Not only does Grady III help with wellness relations for SunTrust, he also spends a good amount of his time volunteering in the community that his great-great-grandfather helped create. He has helped get Grady Memorial Hospital out of financial crisis and has worked with Georgia Works, an organization focused on curing homelessness in Atlanta, and the Student Aid Foundation, which focuses on getting women education after high school.

“Growing up here, I’ve had a lot of opportunities to volunteer, get involved in organizations and to hopefully be meaningful and affect change,” Grady said.

In addition to the volunteer work he does for the community, Grady III is on the board for the Henry W. Grady College of Journalism and Mass Communications at the University of Georgia, which was named after Grady in 1915. Grady III has been involved with the college for 10 years now, and played a major role in hiring current dean, Charles N. Davis, who is a former journalist.

“I have known Henry now for five years,” Davis said. “He is a tremendous supporter and friend of the college. Because of the Grady lineage, Henry has always been interested in [the college] and [has often been] the life of the college.”

Grady III works with the college but spends most of his time in Atlanta working. The Grady name is well-known in Atlanta, which brings a lot of publicity and questions from people, but Grady III doesn’t take this as a bad thing.

“Often people will meet me and assume that I am a doctor or teacher because of the high school and hospital,” Grady said. “Many things have been named in his memory, which is kind of neat to look around and be in places that might have your name on it, but it’s also hard to hide. You can’t be completely anonymous, and that’s okay. I embrace it because I know the history.”

In recent years, there has been controversy over places dedicated to people like Henry Grady because of his Confederate ties.

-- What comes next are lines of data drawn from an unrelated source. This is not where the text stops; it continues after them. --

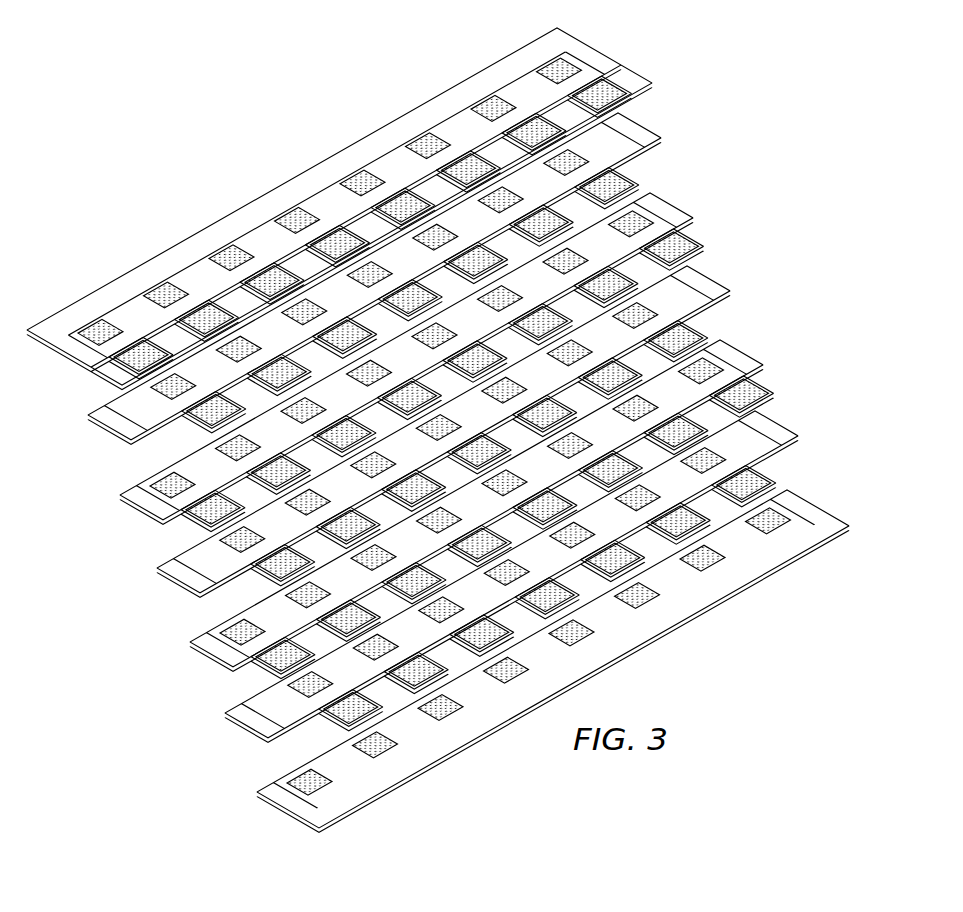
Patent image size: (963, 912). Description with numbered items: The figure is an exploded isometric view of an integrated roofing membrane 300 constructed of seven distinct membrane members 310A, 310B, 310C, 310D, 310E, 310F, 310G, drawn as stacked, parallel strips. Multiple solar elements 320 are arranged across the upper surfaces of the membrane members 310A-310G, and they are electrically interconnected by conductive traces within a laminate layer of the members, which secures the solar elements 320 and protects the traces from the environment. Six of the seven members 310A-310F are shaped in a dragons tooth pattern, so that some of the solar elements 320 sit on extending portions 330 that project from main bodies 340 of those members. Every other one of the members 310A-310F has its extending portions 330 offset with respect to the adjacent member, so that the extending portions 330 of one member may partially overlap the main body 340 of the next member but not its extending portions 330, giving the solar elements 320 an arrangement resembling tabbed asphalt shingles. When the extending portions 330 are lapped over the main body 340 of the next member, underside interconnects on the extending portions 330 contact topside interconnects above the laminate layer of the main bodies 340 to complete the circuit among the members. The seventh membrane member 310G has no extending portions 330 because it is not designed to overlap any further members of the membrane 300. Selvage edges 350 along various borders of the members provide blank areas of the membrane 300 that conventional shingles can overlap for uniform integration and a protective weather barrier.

The integrated roofing membrane 300 is at (270, 116).
The membrane member 310A is at (74, 362).
The membrane member 310B is at (107, 433).
The membrane member 310C is at (142, 513).
The membrane member 310D is at (175, 586).
The membrane member 310E is at (212, 662).
The membrane member 310F is at (242, 732).
The membrane member 310G is at (433, 767).
The solar element 320 is at (435, 148).
The extending portion 330 is at (631, 61).
The main body 340 is at (594, 41).
The selvage edge 350 is at (312, 833).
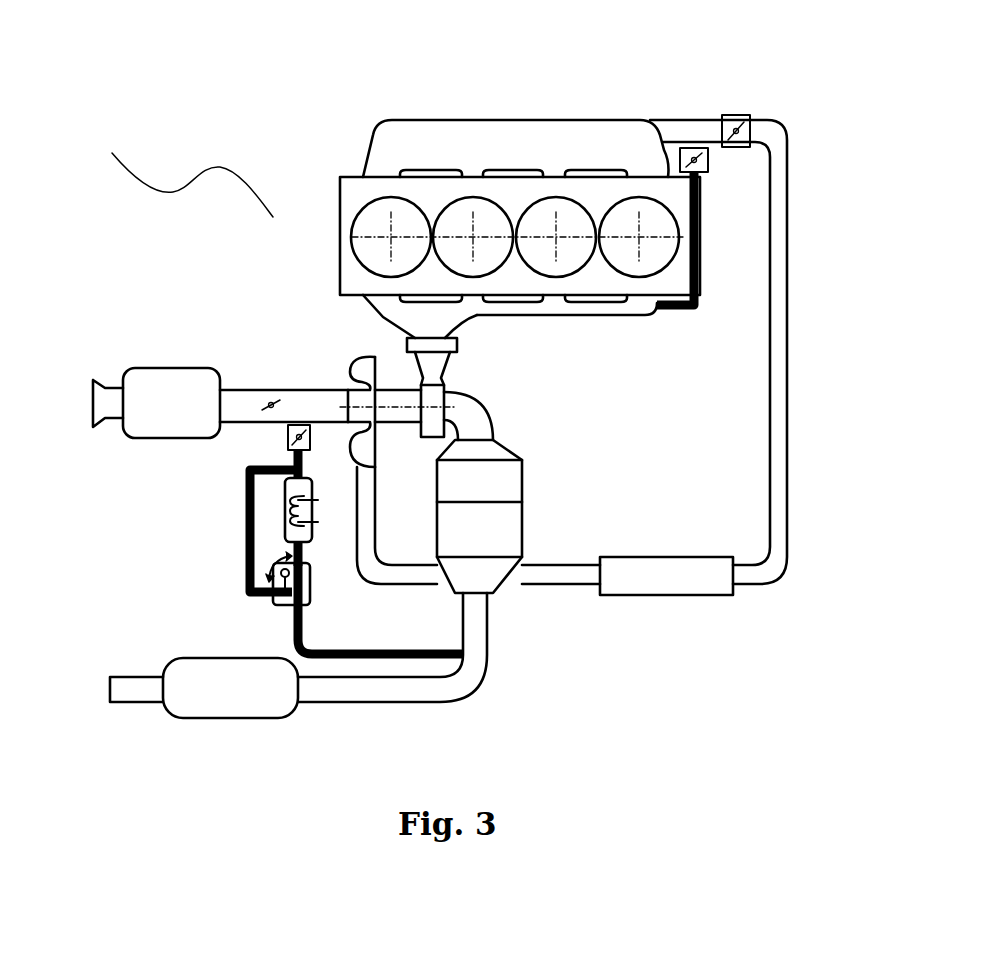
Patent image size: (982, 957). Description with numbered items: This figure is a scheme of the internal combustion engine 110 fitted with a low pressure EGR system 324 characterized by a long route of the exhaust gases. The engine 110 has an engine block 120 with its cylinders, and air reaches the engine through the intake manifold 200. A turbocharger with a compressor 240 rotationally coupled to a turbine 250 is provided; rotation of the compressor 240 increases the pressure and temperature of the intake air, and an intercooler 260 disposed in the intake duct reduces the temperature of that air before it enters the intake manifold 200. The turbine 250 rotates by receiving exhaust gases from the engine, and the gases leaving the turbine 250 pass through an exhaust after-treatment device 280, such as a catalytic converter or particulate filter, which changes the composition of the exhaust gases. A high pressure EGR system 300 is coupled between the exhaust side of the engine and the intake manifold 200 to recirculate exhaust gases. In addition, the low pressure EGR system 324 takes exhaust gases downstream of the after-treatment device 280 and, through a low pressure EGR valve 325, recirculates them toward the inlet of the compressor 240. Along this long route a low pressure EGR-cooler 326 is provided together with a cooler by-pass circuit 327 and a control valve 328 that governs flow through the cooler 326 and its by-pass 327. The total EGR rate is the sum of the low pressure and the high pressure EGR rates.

The internal combustion engine 110 is at (185, 172).
The engine block 120 is at (377, 233).
The intake manifold 200 is at (470, 202).
The compressor 240 is at (355, 377).
The turbine 250 is at (440, 394).
The intercooler 260 is at (701, 595).
The exhaust after-treatment device 280 is at (493, 488).
The exhaust gas recirculation (EGR) system 300 is at (715, 287).
The low pressure EGR system 324 is at (250, 543).
The low pressure EGR valve 325 is at (290, 437).
The low pressure EGR-cooler 326 is at (288, 510).
The cooler by-pass circuit 327 is at (245, 532).
The control valve 328 is at (273, 583).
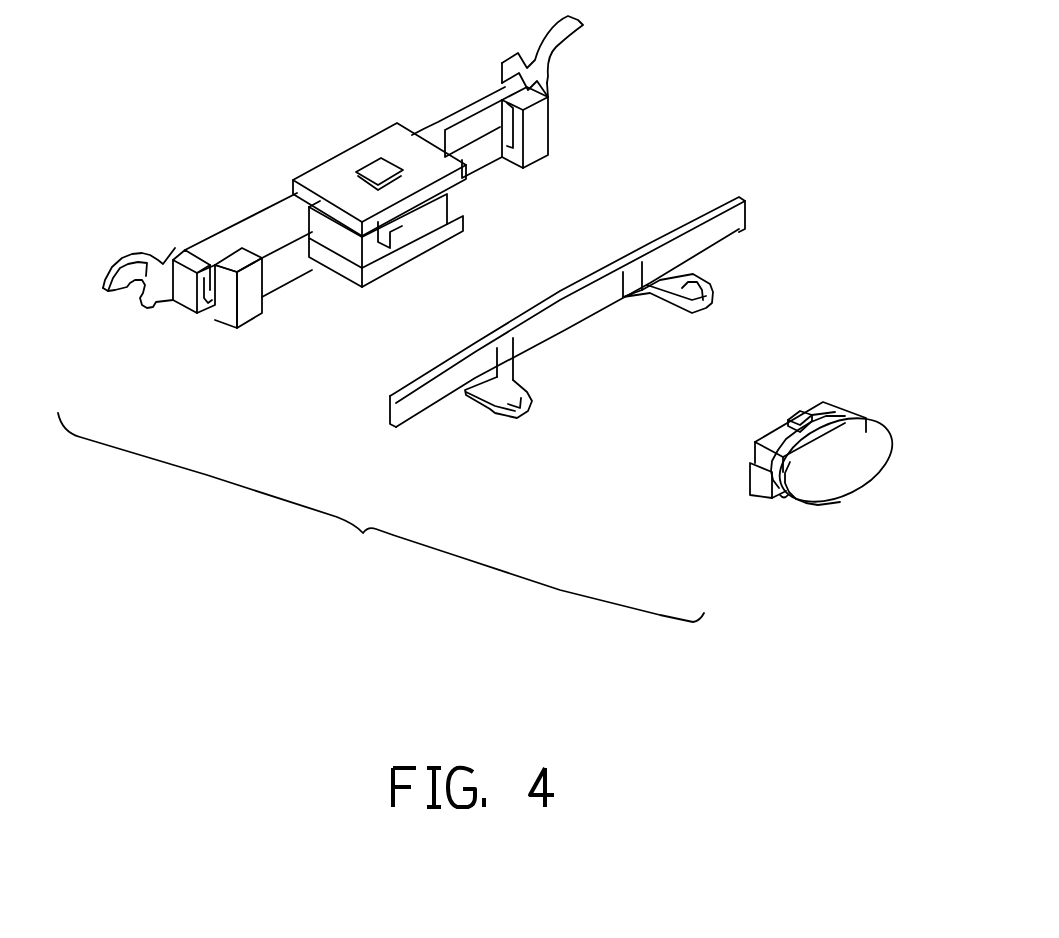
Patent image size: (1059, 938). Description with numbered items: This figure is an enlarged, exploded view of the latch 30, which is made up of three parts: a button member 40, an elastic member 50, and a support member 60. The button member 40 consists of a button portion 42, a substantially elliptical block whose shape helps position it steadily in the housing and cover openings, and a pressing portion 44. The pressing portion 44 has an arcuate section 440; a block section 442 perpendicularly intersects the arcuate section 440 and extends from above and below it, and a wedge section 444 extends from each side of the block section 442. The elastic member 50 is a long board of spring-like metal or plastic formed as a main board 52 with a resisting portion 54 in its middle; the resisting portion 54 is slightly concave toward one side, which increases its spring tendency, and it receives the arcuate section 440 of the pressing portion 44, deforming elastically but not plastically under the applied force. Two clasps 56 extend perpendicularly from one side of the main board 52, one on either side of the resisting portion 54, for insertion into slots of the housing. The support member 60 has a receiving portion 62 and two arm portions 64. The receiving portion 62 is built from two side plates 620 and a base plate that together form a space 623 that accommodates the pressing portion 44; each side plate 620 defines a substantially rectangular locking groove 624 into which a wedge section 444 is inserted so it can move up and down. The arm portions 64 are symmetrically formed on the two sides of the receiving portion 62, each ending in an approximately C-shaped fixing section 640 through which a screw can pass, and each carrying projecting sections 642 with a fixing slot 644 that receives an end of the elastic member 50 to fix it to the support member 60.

The latch 30 is at (381, 517).
The button member 40 is at (771, 530).
The button portion 42 is at (855, 440).
The pressing portion 44 is at (736, 344).
The arcuate section 440 is at (760, 480).
The block section 442 is at (827, 415).
The wedge section 444 is at (792, 414).
The elastic member 50 is at (418, 442).
The main board 52 is at (707, 233).
The resisting portion 54 is at (567, 307).
The clasp 56 is at (683, 290).
The support member 60 is at (183, 345).
The receiving portion 62 is at (442, 247).
The side plate 620 is at (327, 173).
The space 623 is at (393, 252).
The locking groove 624 is at (367, 166).
The arm portion 64 is at (248, 218).
The fixing section 640 is at (153, 302).
The projecting section 642 is at (230, 315).
The fixing slot 644 is at (206, 292).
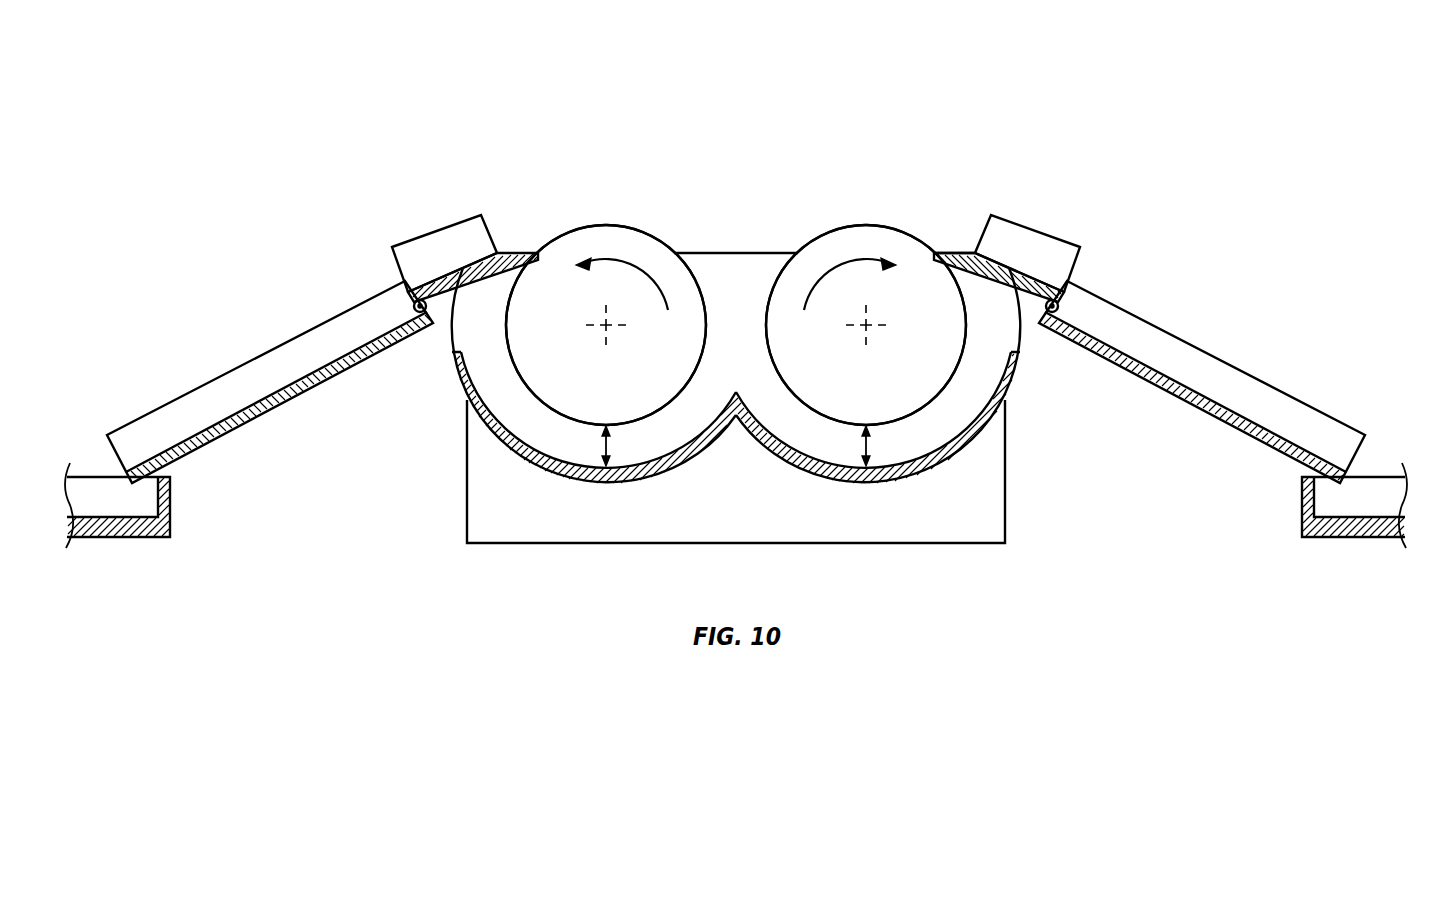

A middle school in Houston, Texas named after Grady was renamed in 2016 for this reason.

“I think a good way to put it is that there is a misunderstanding, and typically, it’s a lack of connectivity to the time of the 1800’s,” Grady III said of current-day perceptions of his great-great-grandfather. “How can we relate to what was going on back then? It was a completely different time. From family conversations and what’s been passed down, I believe that his heart was in the right place: building Atlanta.”

Since Grady III has three daughters, he will be the last Henry Grady, but he does have a cousin, Rob Grady who also attended UGA and is currently living in Atlanta. Rob Grady is a marketing consultant in healthcare compliance education and one of Henry Grady III’s best friends.

“There is no one who respects our family heritage and embodies much of the advocacy for the city and the life of the city more than my cousin,” Rob Grady said of Grady III. “He has used his respect for his heritage to make Atlanta a better place for a lot of people.”